There is more than meets the palate in Bulgaria's national drink
The easiest way for a foreigner to raise a Bulgarian brow concerns a sacrosanct pillar of national identity: rakiya, the spirit that Bulgarians drink at weddings, funerals, for lunch, at protracted dinners; because they are sad or joyful, and sometimes because they do not have anything better to do. Inexperienced foreigners tend to make three types of faux pas when they try rakiya for the first time. Some declare after a sip that they would rather have a glass of wine. Others, based on previous experience with the fruit distilled spirits of other nations such as calvados, ask their Bulgarian hosts why they serve rakiya as an aperitif and not as a digestive. A third group likes their first rakiya so much that they insist on drinking it from salad to desert or, even worse, mix it indiscriminately with other types of alcohol.
All of these types of behaviour go against the Bulgarian tradition of enjoying rakiya. If you insist on sticking to them, you risk your Bulgarian friends labelling you a hopeless case regarding integration into the local lifestyle.
Rakiya culture in Bulgaria has a long tradition and some peculiarities, but with experience, perseverance and the odd hangover you can learn how to navigate the minefield.
Rakiya is the Bulgarian iteration of a distilled spirit made from fermented fruit. The concept is hardly unique, and you will find similar drinks all over Europe and beyond: from Arabian arak and Turkish rakı, to Serbian rakija and Hungarian pálinka, to Italian grappa and French calvados (a very inexhaustive list).
The Bulgarian variety is usually made from grapes, but other kinds exist, some being region-specific. Plum rakiya is typical of the Troyan region while fig rakiya is made along the Black Sea coast. Quince and apricot rakiya are more exotic, you should try them for their delicate aroma.
For how long Bulgarians have enjoyed their rakiya has no clear answer. Some historians say that spirit distillation in Bulgaria started as early as the 13th-14th centuries. More probably, however, the technology of alcohol distillation, which was an Arab discovery, was introduced to the Bulgarians after the Ottoman invasion in the late 14th century.
Over the following centuries the new technology evolved into a local tradition. With their abundant fruit and vines, Bulgarian lands provided fertile ground for such a transformation. The inhabitants of mountainous regions were probably the first to start distilling rakiya, as witnessed by the large-scale production that started in the 18th century in Troyan, in the Stara Planina mountain range. Eventually rakiya production reached the plains where there was an abundance of grapes. This is probably why grape rakiya is the most widespread variety in Bulgaria.
The Bulgarian version of a charcuterie board is best enjoyed with rakiya rather than wine
In the 19th century rakiya was already an established part of the Bulgarian lifestyle. During this time two interesting, but now largely forgotten regional varieties were also made. Aniseed rakiya was made in Karlovo, while the inhabitants of the Kazanlak and Karlovo region, where the emblematic oil-bearing rose thrives, distilled rose rakiya.

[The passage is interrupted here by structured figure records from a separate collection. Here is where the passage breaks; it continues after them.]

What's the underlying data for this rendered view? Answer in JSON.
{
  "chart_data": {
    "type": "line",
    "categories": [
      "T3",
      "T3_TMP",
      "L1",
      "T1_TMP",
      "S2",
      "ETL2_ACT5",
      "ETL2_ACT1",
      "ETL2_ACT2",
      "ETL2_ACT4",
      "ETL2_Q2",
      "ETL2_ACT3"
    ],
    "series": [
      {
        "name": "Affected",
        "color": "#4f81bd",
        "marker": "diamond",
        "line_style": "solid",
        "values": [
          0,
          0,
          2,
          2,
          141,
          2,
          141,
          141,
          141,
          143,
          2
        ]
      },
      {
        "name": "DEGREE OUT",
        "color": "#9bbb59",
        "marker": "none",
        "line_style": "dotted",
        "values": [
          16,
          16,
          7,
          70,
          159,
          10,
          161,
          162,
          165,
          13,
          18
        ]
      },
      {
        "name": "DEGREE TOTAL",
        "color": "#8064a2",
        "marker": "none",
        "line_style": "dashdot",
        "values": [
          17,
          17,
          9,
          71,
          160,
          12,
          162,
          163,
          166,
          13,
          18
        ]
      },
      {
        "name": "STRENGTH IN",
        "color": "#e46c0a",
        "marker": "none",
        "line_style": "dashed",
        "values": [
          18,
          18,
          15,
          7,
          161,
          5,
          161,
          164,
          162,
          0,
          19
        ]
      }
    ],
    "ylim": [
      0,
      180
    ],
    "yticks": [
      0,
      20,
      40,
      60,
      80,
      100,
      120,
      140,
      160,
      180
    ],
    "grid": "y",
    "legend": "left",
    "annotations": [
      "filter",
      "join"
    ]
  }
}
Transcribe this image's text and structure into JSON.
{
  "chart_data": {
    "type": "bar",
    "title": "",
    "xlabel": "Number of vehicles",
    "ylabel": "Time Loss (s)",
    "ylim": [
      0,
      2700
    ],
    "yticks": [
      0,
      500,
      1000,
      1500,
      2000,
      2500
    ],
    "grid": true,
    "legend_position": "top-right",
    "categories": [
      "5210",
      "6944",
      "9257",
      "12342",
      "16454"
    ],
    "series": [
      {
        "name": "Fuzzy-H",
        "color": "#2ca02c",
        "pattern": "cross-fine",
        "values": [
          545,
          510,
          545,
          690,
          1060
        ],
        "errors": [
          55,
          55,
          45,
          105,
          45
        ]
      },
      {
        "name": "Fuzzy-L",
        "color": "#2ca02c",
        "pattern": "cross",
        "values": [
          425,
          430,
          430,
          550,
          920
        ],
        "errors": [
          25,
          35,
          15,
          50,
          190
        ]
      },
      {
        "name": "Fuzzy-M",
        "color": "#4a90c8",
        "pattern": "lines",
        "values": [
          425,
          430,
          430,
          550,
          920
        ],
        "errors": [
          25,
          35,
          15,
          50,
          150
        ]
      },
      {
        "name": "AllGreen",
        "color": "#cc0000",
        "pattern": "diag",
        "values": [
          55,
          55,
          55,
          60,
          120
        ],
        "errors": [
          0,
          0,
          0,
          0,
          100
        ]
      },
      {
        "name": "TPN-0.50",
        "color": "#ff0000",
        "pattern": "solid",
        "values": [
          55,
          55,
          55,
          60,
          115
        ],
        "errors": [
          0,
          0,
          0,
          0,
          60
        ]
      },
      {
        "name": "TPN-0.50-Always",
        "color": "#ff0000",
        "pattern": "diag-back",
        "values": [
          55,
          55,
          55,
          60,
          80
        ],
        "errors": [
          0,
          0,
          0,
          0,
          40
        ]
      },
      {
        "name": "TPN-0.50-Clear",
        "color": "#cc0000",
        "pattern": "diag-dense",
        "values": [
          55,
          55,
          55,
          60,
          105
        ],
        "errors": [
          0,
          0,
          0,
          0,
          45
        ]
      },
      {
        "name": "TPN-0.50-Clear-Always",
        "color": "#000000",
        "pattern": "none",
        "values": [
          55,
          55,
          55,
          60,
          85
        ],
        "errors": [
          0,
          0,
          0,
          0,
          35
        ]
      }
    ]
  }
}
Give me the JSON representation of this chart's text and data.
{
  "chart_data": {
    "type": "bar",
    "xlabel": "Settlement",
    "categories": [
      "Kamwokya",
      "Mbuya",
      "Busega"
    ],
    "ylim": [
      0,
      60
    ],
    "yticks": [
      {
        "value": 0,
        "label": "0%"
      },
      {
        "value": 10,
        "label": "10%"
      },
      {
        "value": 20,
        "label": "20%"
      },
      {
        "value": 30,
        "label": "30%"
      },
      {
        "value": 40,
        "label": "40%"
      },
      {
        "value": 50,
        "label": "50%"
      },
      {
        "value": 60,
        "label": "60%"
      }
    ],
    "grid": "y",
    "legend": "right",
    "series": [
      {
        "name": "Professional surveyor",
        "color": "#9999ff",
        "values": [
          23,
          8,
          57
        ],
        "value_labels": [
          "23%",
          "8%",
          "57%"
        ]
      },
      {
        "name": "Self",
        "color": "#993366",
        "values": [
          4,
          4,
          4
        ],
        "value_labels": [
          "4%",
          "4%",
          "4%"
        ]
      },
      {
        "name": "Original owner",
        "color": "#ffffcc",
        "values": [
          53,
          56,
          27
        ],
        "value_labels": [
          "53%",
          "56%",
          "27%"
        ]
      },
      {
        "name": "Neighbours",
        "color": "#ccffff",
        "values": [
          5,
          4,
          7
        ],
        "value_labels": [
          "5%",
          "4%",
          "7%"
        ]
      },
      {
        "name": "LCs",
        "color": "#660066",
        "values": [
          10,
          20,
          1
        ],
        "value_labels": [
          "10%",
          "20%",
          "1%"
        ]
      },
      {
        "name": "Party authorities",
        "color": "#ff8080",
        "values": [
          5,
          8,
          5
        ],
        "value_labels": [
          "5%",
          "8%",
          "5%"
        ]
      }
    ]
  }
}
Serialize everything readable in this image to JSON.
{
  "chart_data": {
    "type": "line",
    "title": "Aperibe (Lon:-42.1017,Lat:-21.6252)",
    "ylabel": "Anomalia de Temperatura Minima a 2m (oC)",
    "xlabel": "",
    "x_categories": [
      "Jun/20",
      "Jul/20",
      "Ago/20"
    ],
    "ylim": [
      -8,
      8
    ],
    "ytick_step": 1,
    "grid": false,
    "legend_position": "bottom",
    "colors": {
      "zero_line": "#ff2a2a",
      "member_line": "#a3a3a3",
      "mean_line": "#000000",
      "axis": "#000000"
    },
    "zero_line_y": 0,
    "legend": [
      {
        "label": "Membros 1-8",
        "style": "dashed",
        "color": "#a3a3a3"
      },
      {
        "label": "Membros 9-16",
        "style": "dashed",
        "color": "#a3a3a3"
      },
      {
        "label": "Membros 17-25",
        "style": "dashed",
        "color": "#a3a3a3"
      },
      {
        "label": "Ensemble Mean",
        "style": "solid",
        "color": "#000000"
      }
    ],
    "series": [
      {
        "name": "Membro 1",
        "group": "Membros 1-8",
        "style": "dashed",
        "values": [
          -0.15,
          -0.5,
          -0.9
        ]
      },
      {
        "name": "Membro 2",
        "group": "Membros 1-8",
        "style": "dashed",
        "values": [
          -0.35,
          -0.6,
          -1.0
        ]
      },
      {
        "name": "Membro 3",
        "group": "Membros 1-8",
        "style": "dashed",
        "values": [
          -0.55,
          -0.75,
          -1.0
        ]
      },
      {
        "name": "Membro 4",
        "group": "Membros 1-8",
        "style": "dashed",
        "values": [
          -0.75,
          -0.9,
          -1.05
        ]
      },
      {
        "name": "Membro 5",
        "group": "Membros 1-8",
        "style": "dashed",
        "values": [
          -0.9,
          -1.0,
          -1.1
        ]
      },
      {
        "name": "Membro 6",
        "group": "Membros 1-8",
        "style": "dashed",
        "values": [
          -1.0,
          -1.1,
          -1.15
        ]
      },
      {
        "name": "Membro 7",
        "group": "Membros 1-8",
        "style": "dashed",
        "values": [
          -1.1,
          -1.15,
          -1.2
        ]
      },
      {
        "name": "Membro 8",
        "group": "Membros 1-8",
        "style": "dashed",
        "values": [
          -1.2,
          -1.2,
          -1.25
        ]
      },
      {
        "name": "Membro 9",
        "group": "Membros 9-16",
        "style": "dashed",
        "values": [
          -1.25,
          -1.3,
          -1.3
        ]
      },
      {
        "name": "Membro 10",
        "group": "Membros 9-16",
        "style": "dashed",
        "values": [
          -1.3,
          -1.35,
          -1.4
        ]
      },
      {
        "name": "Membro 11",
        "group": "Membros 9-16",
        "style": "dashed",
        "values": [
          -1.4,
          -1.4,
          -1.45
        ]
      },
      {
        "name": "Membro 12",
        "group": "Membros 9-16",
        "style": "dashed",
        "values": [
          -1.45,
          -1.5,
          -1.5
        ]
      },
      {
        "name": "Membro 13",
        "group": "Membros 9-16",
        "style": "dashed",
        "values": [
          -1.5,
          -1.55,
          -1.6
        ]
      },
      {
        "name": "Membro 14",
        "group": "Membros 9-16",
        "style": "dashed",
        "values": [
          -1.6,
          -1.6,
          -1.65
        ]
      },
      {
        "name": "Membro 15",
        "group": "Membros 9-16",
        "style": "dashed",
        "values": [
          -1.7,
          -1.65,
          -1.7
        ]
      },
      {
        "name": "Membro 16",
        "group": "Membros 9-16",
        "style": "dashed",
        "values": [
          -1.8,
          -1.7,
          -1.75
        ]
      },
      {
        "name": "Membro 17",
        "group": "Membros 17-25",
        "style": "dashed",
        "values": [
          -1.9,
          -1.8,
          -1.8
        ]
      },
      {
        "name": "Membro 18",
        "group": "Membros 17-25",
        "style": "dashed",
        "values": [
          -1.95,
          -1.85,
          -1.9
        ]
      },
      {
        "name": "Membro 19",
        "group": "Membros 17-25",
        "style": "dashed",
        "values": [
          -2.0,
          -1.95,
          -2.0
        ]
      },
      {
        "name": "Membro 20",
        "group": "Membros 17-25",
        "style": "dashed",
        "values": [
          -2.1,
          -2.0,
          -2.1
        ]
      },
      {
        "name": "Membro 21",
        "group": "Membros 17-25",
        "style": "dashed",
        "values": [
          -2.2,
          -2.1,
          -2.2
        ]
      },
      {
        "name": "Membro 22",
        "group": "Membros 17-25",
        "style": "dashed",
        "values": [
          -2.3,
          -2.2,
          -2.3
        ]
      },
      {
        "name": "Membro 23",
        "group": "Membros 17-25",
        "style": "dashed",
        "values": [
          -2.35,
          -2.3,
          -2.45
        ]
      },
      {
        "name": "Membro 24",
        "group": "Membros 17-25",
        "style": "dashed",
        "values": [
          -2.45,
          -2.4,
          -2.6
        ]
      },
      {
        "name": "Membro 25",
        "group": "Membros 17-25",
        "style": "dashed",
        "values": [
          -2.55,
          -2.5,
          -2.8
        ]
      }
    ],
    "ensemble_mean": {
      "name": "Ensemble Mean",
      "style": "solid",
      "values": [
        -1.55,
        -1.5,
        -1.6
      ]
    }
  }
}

Industrial production of rakiya in Bulgaria started after Liberation in 1878, when specific varieties such as muskatova rakiya from the dessert grape Muscat Ottonel were developed.
Making good rakiya requires precision, attention to detail and the use of the best ingredients. Fermented fruit or wine is distilled under specific conditions, and the result is a clear liquid. According to the Bulgarian State Standard, rakiya should be at least 36º, but the run-of-the-mill varieties have an alcohol level of 40-43º. Usually rakiya is distilled once, but producers of high quality makes repeat the process two or three times. The drink gets its distinctive colour, which ranges from pale yellow to deep amber, during maturation in oak or mulberry barrels.
Due to its prominence in Bulgarian culture, rakiya has the aura of something special, authentic and traditional. Many locals distill their own rakiya. They are usually very proud of the result, but any boasts about the quality of homemade rakiya should be taken with a big pinch of salt. Way too many Bulgarians aim for a higher alcohol content (in extreme cases exceeding 60º) at the expense of taste. For consistent quality, it is best to rely on established industrial producers.
Bulgarians have their own way of enjoying rakiya. Unlike French calvados, which is a digestive, rakiya is an aperitif, the ultimate icebreaker of any meal involving more than one individual. Bulgarians would never have their rakiya without proper food: seasonal salads, pickles, or light appetisers. Rakiya should be served ice cold. Warm rakiya with added ice is not uncommon these days, but it is an outrage against good taste.
Of course, rakiya drinking rules are not set in stone. Some hip bars experiment with rakiya-based cocktails, while some producers have developed varieties that taste best as a digestive.
On your journey to discover Bulgarian rakiya, you do need to remember one more thing: enjoy it in moderation, as a true connoisseur.